Aí, outro quadro me faz lembrar o Negão (PTBesta, vixe, vixe!), porque mostra um lobão de dente arreganhado, com as presas gotejando sangue, mas disfarçado em pele de ovelha. A citação do Evangelho de São Lucas (6,43) não deixa dúvidas: “Tengan cuidado con los falsos profetas, que vienen a ustedes disfrazados de ovejas, cuando en realidad son lobos feroces. Ustedes lo conocerán por sus frutos”. É. É o Negão mesmo, querendo vestir o paletó do Jefferson Peres.

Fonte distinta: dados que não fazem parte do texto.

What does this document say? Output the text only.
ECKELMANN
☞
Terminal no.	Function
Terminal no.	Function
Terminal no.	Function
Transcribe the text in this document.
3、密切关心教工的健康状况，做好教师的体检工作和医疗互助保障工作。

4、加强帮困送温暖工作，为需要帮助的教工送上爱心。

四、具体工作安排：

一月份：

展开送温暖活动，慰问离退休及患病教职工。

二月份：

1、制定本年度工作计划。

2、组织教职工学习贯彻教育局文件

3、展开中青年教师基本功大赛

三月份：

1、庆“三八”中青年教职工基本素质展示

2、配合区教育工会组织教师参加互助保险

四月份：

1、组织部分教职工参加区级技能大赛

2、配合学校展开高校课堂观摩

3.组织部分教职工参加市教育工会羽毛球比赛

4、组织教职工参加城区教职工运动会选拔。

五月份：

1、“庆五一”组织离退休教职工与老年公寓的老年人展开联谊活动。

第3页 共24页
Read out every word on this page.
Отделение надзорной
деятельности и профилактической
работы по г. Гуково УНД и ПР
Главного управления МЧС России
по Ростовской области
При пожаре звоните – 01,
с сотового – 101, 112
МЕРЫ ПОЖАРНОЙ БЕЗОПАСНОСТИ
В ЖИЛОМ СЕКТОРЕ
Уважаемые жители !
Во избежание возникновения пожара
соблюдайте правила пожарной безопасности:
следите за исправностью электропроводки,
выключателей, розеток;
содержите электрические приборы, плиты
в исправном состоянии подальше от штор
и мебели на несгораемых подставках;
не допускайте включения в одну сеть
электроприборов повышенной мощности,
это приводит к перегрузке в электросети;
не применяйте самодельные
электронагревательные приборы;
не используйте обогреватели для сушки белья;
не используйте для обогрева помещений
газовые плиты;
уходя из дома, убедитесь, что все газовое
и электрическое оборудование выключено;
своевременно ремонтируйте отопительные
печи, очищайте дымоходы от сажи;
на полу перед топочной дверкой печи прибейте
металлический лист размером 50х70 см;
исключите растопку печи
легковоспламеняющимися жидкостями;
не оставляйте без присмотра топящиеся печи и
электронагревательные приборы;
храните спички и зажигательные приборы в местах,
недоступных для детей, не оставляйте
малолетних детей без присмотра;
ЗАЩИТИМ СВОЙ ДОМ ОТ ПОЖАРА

Saio da catedral, meio tonto. Na banca de jornal, a primeira página de ‘El Commércio’ denuncia um concejal de la Municipalidad de Miraflores, o vereador espertalhão quer que o governo municipal pague os gastos de saúde de cada um dos concejales. A notícia então, me transporta para Manaus no início dos anos 90, quando a Câmara de Vereadores, presidida por Omar Aziz, viveu o escândalo dos ressarcimentos.
Vocês lembram? Os vereadores de Manaus aprovaram lei que obrigava a Câmara a pagar todos os gastos médicos deles. Só deles. Era pessoal. Alguns apresentaram recibos falsos, outros incluiram familiares. Consultavam médicos em Miami e em Houston. Em 1994 um taquiprati intitulado ‘O vereador que ficou grávido’ comentava os gastos de Roubério Braga, o Berinho, com ginecologistas: uma nota preta. Omar Aziz também meteu a mão na bufunfa. Foi uma locupletação geral. A lei acabou sendo derrubada.
Um dos poucos vereadores que resistiu e denunciou a mutretagem, com muita coragem e determinação, foi Francisco Praciano. Jogaram até bomba na casa dele. Grande Praciano! Manaus teve alguns vereadores de quem todos nós podemos nos orgulhar pela integridade de caráter, pela honestidade, pela combatividade e pela inteligência. Vanessa Graziottin, Francisco Praciano, Serafim Corrêa e Jefferson Peres com certeza encabeçam a lista. Não podemos esquecer isso. Faz parte da memória política da cidade.
Abaixo o latinorum
Finalmente, abro parênteses para comentar notícia que não está vinculada à eleição para prefeito de Manaus, mas tem a ver com a aplicação da justiça e com o esquecimento. É sobre a juíza peruana Roxana Jiménez Vargas, titular da 43 Vara Civil de Lima. Ela é diferente de seus colegas juízes, porque decidiu abolir o formato tradicional das sentenças que usa palavras dificeis e citações em latim. “As sentenças devem ser elaboradas para serem entendidas pelo cidadão, pelo homem comum e não apenas por advogados”, declarou ela aos jornais locais.
Pode uma pessoa aceitar a decisão de um juiz se ela não entende o que diz a sentença? A juiza Roxana acha que o acesso de todos à Justiça implica transparência judicial, ou seja, que as decisões dos magistrados sejam claras e publicadas na internet. Essa clareza facilita, inclusive, o direito de criticar as resoluções judiciais. Ela acha que deve haver uma mudança na própria formação universitária, os estudantes de direito devem aprender a falar e escrever como gente. Orozimbus Nonatorum superatus est.
A juíza Roxana criou um modelo próprio de sentença muito comentado pelos jornais peruanos. Nada de latim, nem de ‘vistos’ e ‘considerandos’ que costumam encabeçar as sentenças. Em vez disso, ela escolheu subtítulos bem sugestivos como: Assunto, Petição, Exposição do caso, Contestação, Análise do caso. Usa frases curtas, parágrafos breves, palavras de fácil entendimento. “Uma redação enrolada – diz a juíza – muitas vezes oculta o desconhecimento do caso ou a intenção do juiz de favorecer injustamente a alguém”.
Fecho parênteses e concluo. Pensei em escrever sobre a história de um esquecimento. Na realidade, os esquecimentos são muitos. Nós esquecemos, porque outras histórias cabeludas surgiram, mas é bom que ninguém esqueça que esqueceu. Sobretudo na hora de votar. Deixo essas espumas para o leitor meditar.